1Philippe DelacheneIt is the most noble cause.148905
“Yes, he can,” Ellie confirmed when Philippe asked whether a guy could admire another guy’s hair without it being a ‘whole big thing.’ She was pretty sure he was speaking rhetorically but that perhaps it would still help to hear it. “Or at least, theoretically he should be able to.” Not knowing what you wanted was a concept she had read about, but not directly experienced. She had been adamant about who she was practically as soon as she’d learnt to speak, and - whilst she’d always had the support of her family - her biggest difficulty had always been knowing how to make other people listen and understand, or the fact that it was even necessary for her to have those arguments. “It’s okay if it takes time to figure things out,” she continued with her tactic of stating things that Philippe probably already knew but figured it didn’t hurt to let him hear. “Hopefully you get that,” she smiled sympathetically, knowing that right now that was up in the air, and potentially being emperilled by the scene in the Cascade Hall.

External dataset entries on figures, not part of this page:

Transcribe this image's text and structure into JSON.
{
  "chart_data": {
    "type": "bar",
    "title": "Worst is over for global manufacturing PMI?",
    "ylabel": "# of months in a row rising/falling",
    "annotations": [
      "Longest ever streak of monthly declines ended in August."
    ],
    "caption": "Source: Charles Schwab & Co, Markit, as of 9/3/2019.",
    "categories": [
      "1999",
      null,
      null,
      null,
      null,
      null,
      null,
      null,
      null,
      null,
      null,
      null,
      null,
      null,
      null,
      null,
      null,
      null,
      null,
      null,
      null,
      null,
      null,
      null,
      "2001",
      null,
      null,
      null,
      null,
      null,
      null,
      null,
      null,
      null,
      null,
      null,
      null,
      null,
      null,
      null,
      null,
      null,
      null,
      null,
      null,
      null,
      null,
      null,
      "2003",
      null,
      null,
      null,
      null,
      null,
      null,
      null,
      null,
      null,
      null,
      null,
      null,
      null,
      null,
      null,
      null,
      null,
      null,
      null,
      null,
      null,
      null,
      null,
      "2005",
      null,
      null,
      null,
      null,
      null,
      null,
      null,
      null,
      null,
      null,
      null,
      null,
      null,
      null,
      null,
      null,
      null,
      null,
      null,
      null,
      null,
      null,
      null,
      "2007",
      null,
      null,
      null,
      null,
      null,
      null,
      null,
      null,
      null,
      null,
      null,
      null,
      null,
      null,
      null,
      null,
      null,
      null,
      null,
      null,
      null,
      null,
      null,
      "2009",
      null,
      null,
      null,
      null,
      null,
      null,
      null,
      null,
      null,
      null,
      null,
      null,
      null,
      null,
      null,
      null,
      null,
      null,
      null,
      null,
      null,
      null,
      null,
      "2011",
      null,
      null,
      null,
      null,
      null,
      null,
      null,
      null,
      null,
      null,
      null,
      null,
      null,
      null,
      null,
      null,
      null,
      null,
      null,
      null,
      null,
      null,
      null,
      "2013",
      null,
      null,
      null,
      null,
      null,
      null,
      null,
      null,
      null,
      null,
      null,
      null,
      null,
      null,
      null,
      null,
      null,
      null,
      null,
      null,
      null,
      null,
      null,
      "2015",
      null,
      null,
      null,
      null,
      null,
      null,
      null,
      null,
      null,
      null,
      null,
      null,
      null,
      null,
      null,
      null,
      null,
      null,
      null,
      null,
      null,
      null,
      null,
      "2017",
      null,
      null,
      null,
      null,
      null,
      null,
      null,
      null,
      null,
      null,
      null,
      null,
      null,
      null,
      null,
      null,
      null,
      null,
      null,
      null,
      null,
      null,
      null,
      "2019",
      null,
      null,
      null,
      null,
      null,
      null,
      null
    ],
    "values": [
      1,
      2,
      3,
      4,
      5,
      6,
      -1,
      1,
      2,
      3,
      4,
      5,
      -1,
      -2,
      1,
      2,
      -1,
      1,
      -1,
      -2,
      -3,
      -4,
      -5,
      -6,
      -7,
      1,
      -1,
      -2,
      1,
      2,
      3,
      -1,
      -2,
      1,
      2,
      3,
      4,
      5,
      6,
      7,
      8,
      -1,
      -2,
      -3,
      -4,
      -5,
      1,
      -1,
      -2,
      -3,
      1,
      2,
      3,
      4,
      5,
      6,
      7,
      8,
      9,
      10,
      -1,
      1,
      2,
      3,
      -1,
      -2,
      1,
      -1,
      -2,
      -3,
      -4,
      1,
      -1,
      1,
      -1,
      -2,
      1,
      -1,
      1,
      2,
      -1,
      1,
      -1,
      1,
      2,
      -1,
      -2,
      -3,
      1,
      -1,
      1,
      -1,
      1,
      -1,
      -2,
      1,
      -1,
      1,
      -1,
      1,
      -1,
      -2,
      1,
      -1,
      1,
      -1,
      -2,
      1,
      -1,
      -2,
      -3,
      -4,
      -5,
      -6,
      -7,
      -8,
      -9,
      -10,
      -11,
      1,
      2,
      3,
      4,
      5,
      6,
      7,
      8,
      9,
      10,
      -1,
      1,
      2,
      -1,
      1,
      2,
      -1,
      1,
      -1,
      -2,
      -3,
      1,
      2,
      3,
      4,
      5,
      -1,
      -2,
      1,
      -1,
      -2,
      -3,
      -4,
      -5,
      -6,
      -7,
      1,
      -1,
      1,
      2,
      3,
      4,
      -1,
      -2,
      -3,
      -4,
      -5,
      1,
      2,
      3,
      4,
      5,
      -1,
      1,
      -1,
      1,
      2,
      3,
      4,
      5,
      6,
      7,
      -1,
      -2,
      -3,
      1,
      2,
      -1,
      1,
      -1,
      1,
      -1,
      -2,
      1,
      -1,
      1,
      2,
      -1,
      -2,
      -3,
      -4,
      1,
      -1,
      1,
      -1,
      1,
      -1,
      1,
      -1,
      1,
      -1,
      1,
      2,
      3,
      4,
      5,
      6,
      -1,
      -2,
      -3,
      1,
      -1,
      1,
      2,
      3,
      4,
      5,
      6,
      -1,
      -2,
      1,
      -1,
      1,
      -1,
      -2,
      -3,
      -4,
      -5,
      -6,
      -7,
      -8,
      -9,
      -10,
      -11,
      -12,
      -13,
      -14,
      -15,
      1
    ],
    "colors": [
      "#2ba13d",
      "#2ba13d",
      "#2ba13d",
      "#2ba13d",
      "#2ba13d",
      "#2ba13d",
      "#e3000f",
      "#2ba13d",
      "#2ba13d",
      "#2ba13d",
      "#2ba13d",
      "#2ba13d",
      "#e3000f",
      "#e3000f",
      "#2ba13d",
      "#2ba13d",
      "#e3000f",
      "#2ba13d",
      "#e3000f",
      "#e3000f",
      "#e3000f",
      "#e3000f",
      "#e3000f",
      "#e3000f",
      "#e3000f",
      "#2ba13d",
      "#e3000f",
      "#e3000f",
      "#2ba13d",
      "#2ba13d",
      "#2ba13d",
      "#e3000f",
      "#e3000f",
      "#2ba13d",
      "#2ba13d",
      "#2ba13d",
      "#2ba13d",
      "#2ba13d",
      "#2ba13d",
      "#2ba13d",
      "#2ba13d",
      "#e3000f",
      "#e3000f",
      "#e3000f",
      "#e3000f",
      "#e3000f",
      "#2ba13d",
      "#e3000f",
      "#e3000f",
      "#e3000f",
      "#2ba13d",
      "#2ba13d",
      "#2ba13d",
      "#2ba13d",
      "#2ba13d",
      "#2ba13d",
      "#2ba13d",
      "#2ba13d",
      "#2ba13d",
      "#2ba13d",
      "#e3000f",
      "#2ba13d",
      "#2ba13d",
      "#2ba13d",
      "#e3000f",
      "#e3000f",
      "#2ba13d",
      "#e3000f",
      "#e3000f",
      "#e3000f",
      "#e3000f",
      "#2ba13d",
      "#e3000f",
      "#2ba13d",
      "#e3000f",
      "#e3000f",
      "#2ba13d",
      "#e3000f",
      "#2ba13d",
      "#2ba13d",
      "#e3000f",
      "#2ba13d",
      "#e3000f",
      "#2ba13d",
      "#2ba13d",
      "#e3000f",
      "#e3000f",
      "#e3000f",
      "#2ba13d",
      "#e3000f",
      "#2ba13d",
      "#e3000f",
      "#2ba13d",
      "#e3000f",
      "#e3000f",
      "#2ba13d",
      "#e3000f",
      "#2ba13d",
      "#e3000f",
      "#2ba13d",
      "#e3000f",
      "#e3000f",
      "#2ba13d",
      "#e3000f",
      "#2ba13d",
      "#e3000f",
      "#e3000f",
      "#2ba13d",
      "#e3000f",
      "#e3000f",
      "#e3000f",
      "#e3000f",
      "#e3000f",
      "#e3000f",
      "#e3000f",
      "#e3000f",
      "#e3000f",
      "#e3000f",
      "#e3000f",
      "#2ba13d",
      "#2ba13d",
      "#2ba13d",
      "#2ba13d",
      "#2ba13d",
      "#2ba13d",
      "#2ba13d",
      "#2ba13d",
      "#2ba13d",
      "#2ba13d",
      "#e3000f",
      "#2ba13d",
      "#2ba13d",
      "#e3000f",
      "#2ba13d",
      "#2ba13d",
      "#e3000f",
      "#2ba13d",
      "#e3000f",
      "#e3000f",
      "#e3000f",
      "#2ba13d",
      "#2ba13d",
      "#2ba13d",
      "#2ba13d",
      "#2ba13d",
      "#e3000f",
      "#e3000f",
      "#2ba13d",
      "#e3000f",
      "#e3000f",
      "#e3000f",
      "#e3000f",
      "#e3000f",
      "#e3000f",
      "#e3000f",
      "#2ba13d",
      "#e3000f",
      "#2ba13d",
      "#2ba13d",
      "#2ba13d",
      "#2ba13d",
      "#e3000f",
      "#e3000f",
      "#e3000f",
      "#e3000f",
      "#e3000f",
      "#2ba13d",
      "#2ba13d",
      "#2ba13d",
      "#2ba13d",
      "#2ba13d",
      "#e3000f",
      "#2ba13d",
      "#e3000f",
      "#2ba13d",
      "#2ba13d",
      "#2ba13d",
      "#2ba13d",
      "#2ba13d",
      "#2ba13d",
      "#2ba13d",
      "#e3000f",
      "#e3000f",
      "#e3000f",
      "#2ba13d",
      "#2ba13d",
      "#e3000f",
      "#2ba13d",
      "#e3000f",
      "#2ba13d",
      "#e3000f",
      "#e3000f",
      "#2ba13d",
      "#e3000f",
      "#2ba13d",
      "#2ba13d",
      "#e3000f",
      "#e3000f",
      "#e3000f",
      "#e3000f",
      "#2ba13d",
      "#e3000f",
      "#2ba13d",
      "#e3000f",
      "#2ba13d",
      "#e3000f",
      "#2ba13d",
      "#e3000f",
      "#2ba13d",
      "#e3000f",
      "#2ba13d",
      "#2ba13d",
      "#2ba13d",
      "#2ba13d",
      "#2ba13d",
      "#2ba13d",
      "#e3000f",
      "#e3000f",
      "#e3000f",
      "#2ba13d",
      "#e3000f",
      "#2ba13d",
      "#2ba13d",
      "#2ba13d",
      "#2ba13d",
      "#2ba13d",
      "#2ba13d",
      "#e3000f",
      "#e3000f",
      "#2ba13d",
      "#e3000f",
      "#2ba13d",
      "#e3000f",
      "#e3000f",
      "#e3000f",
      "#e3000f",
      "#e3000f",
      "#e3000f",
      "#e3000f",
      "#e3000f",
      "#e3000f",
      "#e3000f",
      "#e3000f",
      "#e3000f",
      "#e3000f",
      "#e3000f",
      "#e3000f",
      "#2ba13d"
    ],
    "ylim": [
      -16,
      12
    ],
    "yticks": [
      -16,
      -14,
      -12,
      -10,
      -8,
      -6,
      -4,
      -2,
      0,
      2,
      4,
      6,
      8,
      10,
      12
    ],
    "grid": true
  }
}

Philippe didn’t seem to have any particular reaction to her identity, beyond surprise at Anya keeping a secret, and Ellie smiled, wishing it could be that easy every time.
“Well, I’m sure the dynamic can be different when it’s siblings,” she acknowledged, wondering whether Anya was more likely to interfere in Philippe’s life ‘for his own good’ than she had been in Ellie’s, or just because his news was more exciting and that there was actually something to potentially do with it - it involved another person much more than Ellie’s did. Seth had sometimes accused her of interfering, but she really only did when she knew better and that it was absolutely for his own good… “But caring about someone can be a pretty powerful motivator for over-riding natural instincts.” Or exacerbating them, but that probably wasn’t what he needed to hear right now.
She waited, letting Philippe say anything else he wanted to about the matter, but she was rather sensing he needed everything to just go down a notch rather than to have a big emotional heart-to-heart about it.
“I or we should go and tell Professor Wright?” she said, half turning it into a question, not sure if he wanted to come along or just trusted her to report it.